Ik geloof dat we deze christenen onrecht doen als we deze peregrinatio alleen beschouwen als een vorm van ascese, vergelijkbaar met zelfkastijding of zo. De monniken die er op uit trokken, deden dat echt niet om af te zien tussen de barbaren, maar dachten er wel degelijk planmatig over na hoe ze de heidense volkeren konden bereiken met het Evangelie.
Dat geldt zeker van de abt Egbert die vanuit zijn Ierse klooster Rathmelsigi een poging deed om vanuit Ierland het christendom naar de Friezen te brengen. Men kende wel Friese kooplieden en de roeping om voor hen iets te betekenen groeide. Egbert zelf heeft tevergeefs een poging gedaan om een expeditie op te zetten; hij leed schipbreuk. Meer pogingen volgden, zoals van de adellijke bisschop Wilfried die een goed gesprek gehad met de Friese koning Aldgisl maar niet verder kwam. En van Wigbert die twee jaar missionair gewerkt heeft in Friesland maar geen vrucht zag, en van Wolfram die het bijna lukte om de Friese koning Radboud te bekeren maar die trok volgens de legende zich terug uit het doopvont omdat hij anders zijn voorouders zou missen.

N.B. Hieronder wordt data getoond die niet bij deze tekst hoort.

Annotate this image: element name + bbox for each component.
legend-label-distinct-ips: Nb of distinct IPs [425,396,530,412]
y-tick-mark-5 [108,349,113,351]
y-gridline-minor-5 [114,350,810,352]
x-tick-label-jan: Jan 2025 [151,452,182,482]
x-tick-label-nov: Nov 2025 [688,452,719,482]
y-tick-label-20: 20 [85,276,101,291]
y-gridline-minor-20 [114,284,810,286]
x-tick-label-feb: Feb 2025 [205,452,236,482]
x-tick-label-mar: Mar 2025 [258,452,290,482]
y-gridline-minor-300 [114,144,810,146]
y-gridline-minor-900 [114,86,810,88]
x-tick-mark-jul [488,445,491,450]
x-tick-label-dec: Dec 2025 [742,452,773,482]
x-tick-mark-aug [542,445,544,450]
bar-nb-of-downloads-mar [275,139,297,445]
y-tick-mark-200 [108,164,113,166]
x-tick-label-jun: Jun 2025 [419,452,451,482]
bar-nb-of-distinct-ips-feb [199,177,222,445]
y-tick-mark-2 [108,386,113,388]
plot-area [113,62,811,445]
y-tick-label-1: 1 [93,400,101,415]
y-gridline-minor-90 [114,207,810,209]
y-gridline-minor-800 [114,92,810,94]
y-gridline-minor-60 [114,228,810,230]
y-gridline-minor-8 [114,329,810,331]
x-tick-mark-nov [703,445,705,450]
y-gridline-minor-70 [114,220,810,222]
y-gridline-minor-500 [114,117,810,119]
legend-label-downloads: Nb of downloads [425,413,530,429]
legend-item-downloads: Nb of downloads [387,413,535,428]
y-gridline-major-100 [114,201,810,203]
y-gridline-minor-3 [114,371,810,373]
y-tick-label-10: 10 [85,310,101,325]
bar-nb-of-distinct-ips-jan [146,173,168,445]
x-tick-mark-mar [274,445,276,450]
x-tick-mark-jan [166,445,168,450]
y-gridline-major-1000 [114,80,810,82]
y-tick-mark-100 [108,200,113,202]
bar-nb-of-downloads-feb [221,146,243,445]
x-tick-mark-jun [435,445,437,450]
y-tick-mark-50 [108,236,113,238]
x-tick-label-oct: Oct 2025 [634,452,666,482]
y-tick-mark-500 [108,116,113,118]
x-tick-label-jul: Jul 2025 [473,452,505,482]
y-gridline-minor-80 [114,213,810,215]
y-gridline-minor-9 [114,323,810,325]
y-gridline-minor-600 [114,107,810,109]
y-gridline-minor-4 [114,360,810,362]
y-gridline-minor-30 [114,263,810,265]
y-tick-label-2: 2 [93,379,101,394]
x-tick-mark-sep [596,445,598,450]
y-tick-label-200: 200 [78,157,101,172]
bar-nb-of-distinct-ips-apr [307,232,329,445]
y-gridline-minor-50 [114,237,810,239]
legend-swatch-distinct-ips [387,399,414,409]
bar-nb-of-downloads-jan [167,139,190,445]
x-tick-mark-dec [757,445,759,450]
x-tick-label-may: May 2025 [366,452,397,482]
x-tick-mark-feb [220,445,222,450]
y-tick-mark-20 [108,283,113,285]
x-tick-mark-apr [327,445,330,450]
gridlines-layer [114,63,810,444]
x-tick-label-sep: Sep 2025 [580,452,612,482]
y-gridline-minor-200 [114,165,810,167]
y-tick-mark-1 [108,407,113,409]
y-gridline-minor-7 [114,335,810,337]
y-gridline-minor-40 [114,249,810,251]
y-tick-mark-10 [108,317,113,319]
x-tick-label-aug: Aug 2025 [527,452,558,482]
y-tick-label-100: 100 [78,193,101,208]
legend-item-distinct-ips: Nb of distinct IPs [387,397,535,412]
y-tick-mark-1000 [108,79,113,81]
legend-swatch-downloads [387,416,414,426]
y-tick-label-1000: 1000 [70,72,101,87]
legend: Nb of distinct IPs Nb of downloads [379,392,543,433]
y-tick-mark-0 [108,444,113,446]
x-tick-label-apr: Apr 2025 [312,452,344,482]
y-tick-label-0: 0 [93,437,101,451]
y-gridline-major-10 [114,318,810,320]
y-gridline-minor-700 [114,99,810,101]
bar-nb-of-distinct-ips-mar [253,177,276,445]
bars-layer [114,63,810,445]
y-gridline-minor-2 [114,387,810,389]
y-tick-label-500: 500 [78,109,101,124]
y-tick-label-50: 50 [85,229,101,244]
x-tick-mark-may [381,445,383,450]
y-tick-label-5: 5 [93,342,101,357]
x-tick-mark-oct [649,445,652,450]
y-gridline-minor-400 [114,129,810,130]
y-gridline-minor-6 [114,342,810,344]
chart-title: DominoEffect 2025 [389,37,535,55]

Kortom: de Franken met hun macht, Rome met zijn gezag en de Ieren met hun passie — het was elk op zich onvoldoende om over te steken naar de barbaren.
Willibrord
Het bijzondere aan Willibrord is dat hij een alliantie sloot tussen deze drie drijfveren. In 690 kwam hij (in de buurt van het huidige Katwijk? Of bij de Schelde?) aan land met een groep van twaalf monniken, vanuit de abdij van Rathmelsigi. Daar had hij dertien jaar geleefd en abt Egbert meegemaakt wiens missie mislukt was maar wiens passie bleef. Kort tevoren had de Frankische hofmeier Pepijn II van Herstal een belangrijke slag geslagen en alle gebieden onder de Rijn (waaronder destijds ook Utrecht) veroverd. Dat leek mogelijkheden te bieden om de droom van zending in Friesland te realiseren en Willibrord kreeg de leiding.

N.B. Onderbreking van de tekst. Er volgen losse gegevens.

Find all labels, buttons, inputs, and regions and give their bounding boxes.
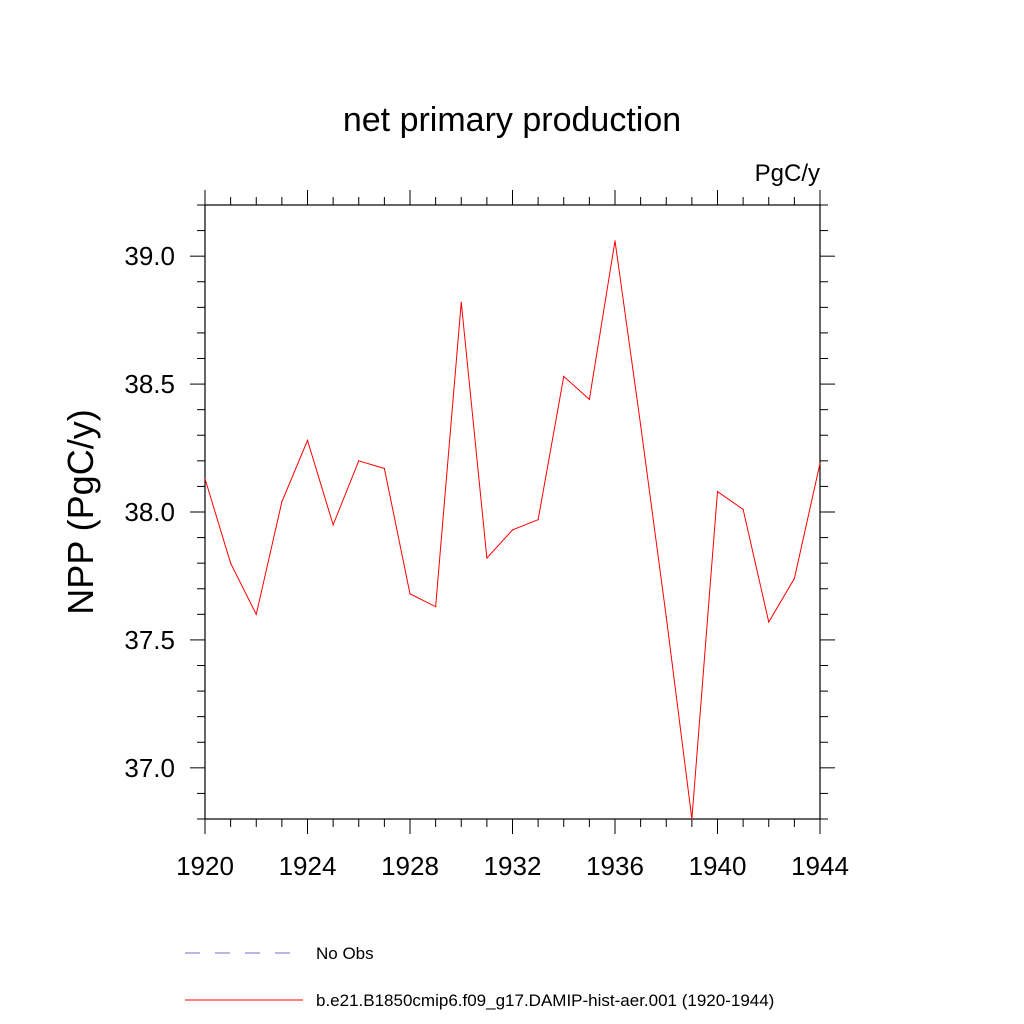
legend: No Obs b.e21.B1850cmip6.f09_g17.DAMIP-hi… [185, 944, 774, 1010]
data-point-1934 [563, 375, 565, 378]
data-point-1941 [742, 508, 744, 511]
data-points [204, 240, 821, 820]
x-tick-labels: 1920 1924 1928 1932 1936 1940 1944 [176, 851, 849, 881]
data-point-1937 [640, 424, 642, 426]
data-point-1939 [691, 818, 693, 820]
data-point-1927 [383, 467, 385, 470]
legend-label-model: b.e21.B1850cmip6.f09_g17.DAMIP-hist-aer.… [316, 991, 774, 1010]
y-tick-label: 38.0 [124, 497, 175, 527]
data-point-1925 [332, 524, 334, 526]
data-point-1936 [614, 240, 616, 242]
data-point-1943 [793, 577, 795, 580]
legend-label-no-obs: No Obs [316, 944, 374, 963]
data-point-1933 [537, 519, 539, 521]
x-tick-label: 1932 [484, 851, 542, 881]
data-point-1930 [460, 301, 462, 303]
data-point-1931 [486, 557, 488, 559]
data-point-1929 [435, 606, 437, 608]
data-point-1922 [255, 613, 257, 615]
data-point-1928 [409, 593, 411, 595]
data-point-1944 [819, 462, 821, 464]
y-tick-label: 37.5 [124, 625, 175, 655]
y-tick-label: 37.0 [124, 753, 175, 783]
x-tick-label: 1928 [381, 851, 439, 881]
y-tick-labels: 37.0 37.5 38.0 38.5 39.0 [124, 241, 175, 783]
x-tick-label: 1944 [791, 851, 849, 881]
data-point-1920 [204, 478, 206, 480]
x-tick-label: 1936 [586, 851, 644, 881]
data-point-1940 [716, 490, 719, 493]
y-axis-label: NPP (PgC/y) [60, 409, 101, 614]
axis-ticks [190, 190, 835, 834]
x-tick-label: 1940 [689, 851, 747, 881]
data-point-1938 [665, 616, 667, 618]
unit-label: PgC/y [755, 160, 820, 187]
y-tick-label: 38.5 [124, 369, 175, 399]
chart-title: net primary production [343, 101, 681, 139]
x-tick-label: 1920 [176, 851, 234, 881]
data-point-1935 [588, 398, 590, 401]
data-point-1932 [511, 529, 514, 531]
data-point-1923 [281, 501, 283, 503]
plot-frame [204, 204, 821, 820]
x-tick-label: 1924 [279, 851, 337, 881]
data-point-1924 [306, 439, 309, 441]
data-point-1942 [768, 621, 770, 623]
data-point-1926 [358, 460, 360, 462]
data-point-1921 [230, 562, 232, 564]
y-tick-label: 39.0 [124, 241, 175, 271]
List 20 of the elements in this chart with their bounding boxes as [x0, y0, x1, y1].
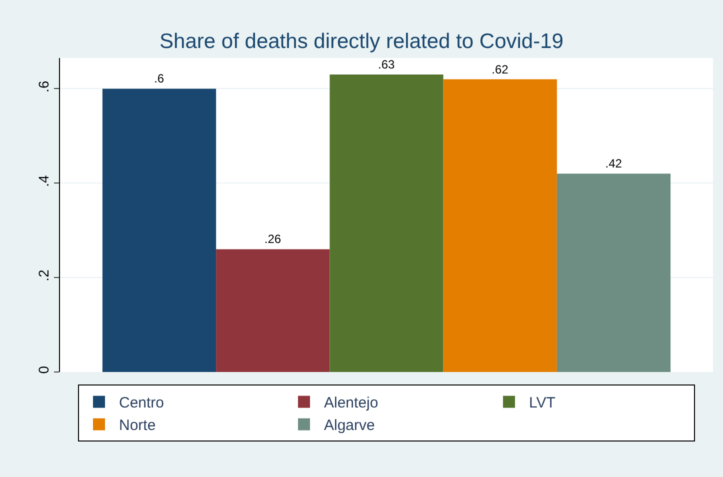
legend-label: LVT: [529, 394, 556, 412]
bar: [556, 174, 671, 372]
data-label: .6: [154, 72, 164, 86]
y-tick-label: .4: [35, 174, 52, 187]
legend-label: Norte: [119, 417, 156, 434]
data-label: .63: [378, 58, 396, 72]
data-label: .26: [264, 232, 282, 246]
y-tick-label: .6: [35, 80, 52, 92]
y-tick-label: 0: [35, 366, 52, 374]
y-tick-label: .2: [35, 269, 52, 282]
bar: [216, 249, 330, 372]
legend-label: Centro: [119, 394, 164, 412]
data-label: .62: [492, 62, 509, 76]
legend-label: Alentejo: [324, 394, 378, 412]
data-label: .42: [605, 156, 622, 171]
bar: [330, 74, 444, 372]
bar: [443, 79, 557, 372]
chart-title: Share of deaths directly related to Covid-19: [160, 30, 564, 54]
bar: [102, 88, 216, 372]
legend-label: Algarve: [324, 417, 375, 434]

Ik ken maar weinig kerken die met steun van Ghanese christenen in Nederland gaan evangeliseren.
Bij aankomst trok hij niet als zijn voorgangers er meteen op uit maar hij maakte enkele omtrekkende bewegingen. Eerst trok hij naar het hof van Pepijn om zijn steun en bescherming te vragen. Die deed dat graag, het paste prima bij zijn ambities om het rijk uit te breiden. Toch is het wel een bijzondere alliantie. Ik ken maar weinig kerken die met steun van Ghanese christenen in Nederland gaan evangeliseren. Er was ook toen wel frictie: Bonifatius vond later zijn voorganger teveel een lakei van het Frankische hof5. Maar voorlopig was het een strategische alliantie.

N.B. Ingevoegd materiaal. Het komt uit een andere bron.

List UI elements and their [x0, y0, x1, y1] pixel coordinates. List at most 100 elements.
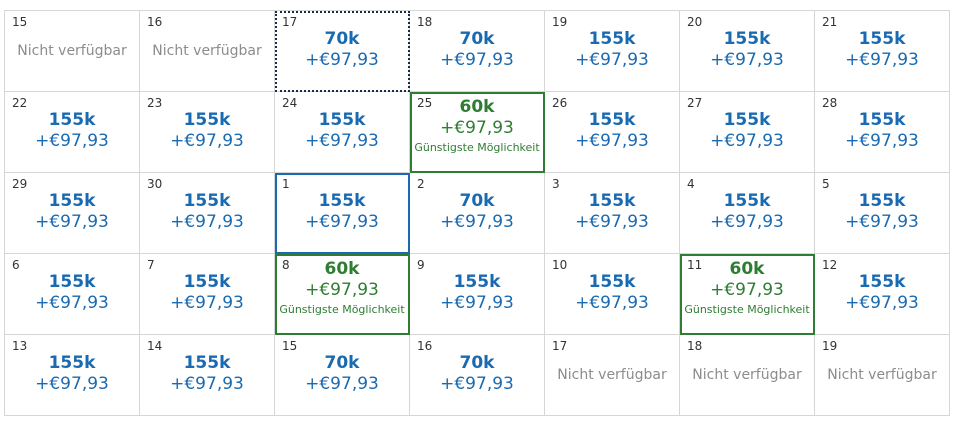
calendar-day-cell[interactable]: 18 70k +€97,93	[410, 11, 545, 92]
miles-amount: 155k	[183, 272, 231, 292]
tax-price: +€97,93	[170, 212, 244, 232]
calendar-day-cell[interactable]: 15 70k +€97,93	[275, 335, 410, 416]
calendar-day-cell[interactable]: 23 155k +€97,93	[140, 92, 275, 173]
calendar-day-cell[interactable]: 29 155k +€97,93	[5, 173, 140, 254]
tax-price: +€97,93	[35, 374, 109, 394]
day-number: 9	[417, 258, 425, 272]
fare-info: 155k +€97,93	[815, 272, 949, 314]
miles-amount: 155k	[588, 272, 636, 292]
miles-amount: 70k	[459, 353, 495, 373]
day-number: 8	[282, 258, 290, 272]
calendar-day-cell[interactable]: 14 155k +€97,93	[140, 335, 275, 416]
cheapest-option-label: Günstigste Möglichkeit	[414, 141, 540, 154]
calendar-day-cell[interactable]: 21 155k +€97,93	[815, 11, 950, 92]
day-number: 18	[417, 15, 433, 29]
miles-amount: 60k	[459, 97, 495, 117]
tax-price: +€97,93	[845, 131, 919, 151]
tax-price: +€97,93	[305, 131, 379, 151]
tax-price: +€97,93	[575, 131, 649, 151]
fare-info: 155k +€97,93	[815, 110, 949, 152]
day-number: 12	[822, 258, 838, 272]
calendar-day-cell[interactable]: 10 155k +€97,93	[545, 254, 680, 335]
day-number: 21	[822, 15, 838, 29]
fare-info: 155k +€97,93	[140, 353, 274, 395]
fare-info: 155k +€97,93	[5, 191, 139, 233]
calendar-day-cell: 18 Nicht verfügbar	[680, 335, 815, 416]
fare-info: 70k +€97,93	[410, 29, 544, 71]
miles-amount: 155k	[48, 353, 96, 373]
calendar-day-cell[interactable]: 19 155k +€97,93	[545, 11, 680, 92]
miles-amount: 155k	[858, 191, 906, 211]
calendar-day-cell[interactable]: 25 60k +€97,93 Günstigste Möglichkeit	[410, 92, 545, 173]
miles-amount: 155k	[318, 191, 366, 211]
calendar-day-cell: 19 Nicht verfügbar	[815, 335, 950, 416]
tax-price: +€97,93	[845, 293, 919, 313]
calendar-day-cell[interactable]: 24 155k +€97,93	[275, 92, 410, 173]
miles-amount: 155k	[48, 110, 96, 130]
calendar-day-cell[interactable]: 28 155k +€97,93	[815, 92, 950, 173]
calendar-day-cell[interactable]: 6 155k +€97,93	[5, 254, 140, 335]
tax-price: +€97,93	[845, 212, 919, 232]
day-number: 22	[12, 96, 28, 110]
tax-price: +€97,93	[305, 212, 379, 232]
day-number: 6	[12, 258, 20, 272]
miles-amount: 70k	[459, 191, 495, 211]
tax-price: +€97,93	[440, 118, 514, 138]
calendar-day-cell[interactable]: 8 60k +€97,93 Günstigste Möglichkeit	[275, 254, 410, 335]
day-number: 27	[687, 96, 703, 110]
unavailable-label: Nicht verfügbar	[692, 367, 802, 383]
calendar-day-cell[interactable]: 30 155k +€97,93	[140, 173, 275, 254]
fare-info: 155k +€97,93	[275, 110, 409, 152]
calendar-day-cell: 16 Nicht verfügbar	[140, 11, 275, 92]
calendar-day-cell[interactable]: 9 155k +€97,93	[410, 254, 545, 335]
day-number: 10	[552, 258, 568, 272]
calendar-day-cell[interactable]: 12 155k +€97,93	[815, 254, 950, 335]
calendar-day-cell[interactable]: 2 70k +€97,93	[410, 173, 545, 254]
tax-price: +€97,93	[710, 212, 784, 232]
day-number: 17	[552, 339, 568, 353]
fare-info: 70k +€97,93	[275, 29, 409, 71]
miles-amount: 155k	[858, 272, 906, 292]
day-number: 1	[282, 177, 290, 191]
day-number: 4	[687, 177, 695, 191]
calendar-day-cell[interactable]: 5 155k +€97,93	[815, 173, 950, 254]
day-number: 17	[282, 15, 298, 29]
calendar-day-cell[interactable]: 20 155k +€97,93	[680, 11, 815, 92]
calendar-day-cell[interactable]: 4 155k +€97,93	[680, 173, 815, 254]
fare-info: 155k +€97,93	[680, 110, 814, 152]
miles-amount: 155k	[588, 110, 636, 130]
calendar-day-cell[interactable]: 16 70k +€97,93	[410, 335, 545, 416]
tax-price: +€97,93	[35, 131, 109, 151]
tax-price: +€97,93	[35, 293, 109, 313]
day-number: 19	[822, 339, 838, 353]
tax-price: +€97,93	[845, 50, 919, 70]
tax-price: +€97,93	[440, 50, 514, 70]
unavailable-label: Nicht verfügbar	[152, 43, 262, 59]
calendar-day-cell[interactable]: 22 155k +€97,93	[5, 92, 140, 173]
miles-amount: 155k	[858, 110, 906, 130]
miles-amount: 155k	[723, 29, 771, 49]
miles-amount: 155k	[588, 29, 636, 49]
day-number: 16	[417, 339, 433, 353]
fare-info: 155k +€97,93	[815, 191, 949, 233]
calendar-day-cell[interactable]: 3 155k +€97,93	[545, 173, 680, 254]
fare-info: 70k +€97,93	[275, 353, 409, 395]
tax-price: +€97,93	[170, 131, 244, 151]
day-number: 16	[147, 15, 163, 29]
miles-amount: 155k	[723, 110, 771, 130]
fare-info: 70k +€97,93	[410, 353, 544, 395]
calendar-day-cell[interactable]: 17 70k +€97,93	[275, 11, 410, 92]
calendar-day-cell[interactable]: 27 155k +€97,93	[680, 92, 815, 173]
day-number: 14	[147, 339, 163, 353]
calendar-day-cell[interactable]: 13 155k +€97,93	[5, 335, 140, 416]
day-number: 20	[687, 15, 703, 29]
miles-amount: 70k	[324, 353, 360, 373]
tax-price: +€97,93	[305, 374, 379, 394]
miles-amount: 155k	[588, 191, 636, 211]
calendar-day-cell[interactable]: 26 155k +€97,93	[545, 92, 680, 173]
calendar-day-cell[interactable]: 1 155k +€97,93	[275, 173, 410, 254]
calendar-day-cell[interactable]: 7 155k +€97,93	[140, 254, 275, 335]
fare-info: 155k +€97,93	[680, 29, 814, 71]
calendar-day-cell[interactable]: 11 60k +€97,93 Günstigste Möglichkeit	[680, 254, 815, 335]
tax-price: +€97,93	[35, 212, 109, 232]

Pepijn schonk hem het verlaten Romeinse castellum in Utrecht als uitvalsbasis voor zijn zending onder de Friezen en voegde er later nog vele schenkingen aan toe. Het Ierse missionair team is wel vast voorzichtig begonnen met zending onder de Friezen, maar Willibrord zelf toog op aandringen van Pepijn naar Rome om daar zowel de zegen van de paus als ook een flinke tas met relieken te gaan halen. Beide kreeg hij mee, want juist in die tijd omarmde Rome het nieuwe Ierse fenomeen van full time missionarissen. De verhouding moest nog wel groeien: Willibrord maakte de reis eigenlijk alleen omdat Pepijn zo aandrong, en hij gebruikte vrijwel nooit de nieuwe naam Clemens die hij tijdens zijn tweede bezoek van de paus kreeg bij zijn bisschopswijding.
Toen kon het echte werk beginnen, zij het met horten en stoten en afhankelijk van de steeds veranderende politieke situatie. Het liefste zouden we weten: hoe deden ze dat? Wat vertelden ze de ‘heidenen’, hoe reageerden die en hoe speelden de missionarissen daar op in? We weten er maar weinig van af en moeten ons dus verlaten op indirecte gegevens.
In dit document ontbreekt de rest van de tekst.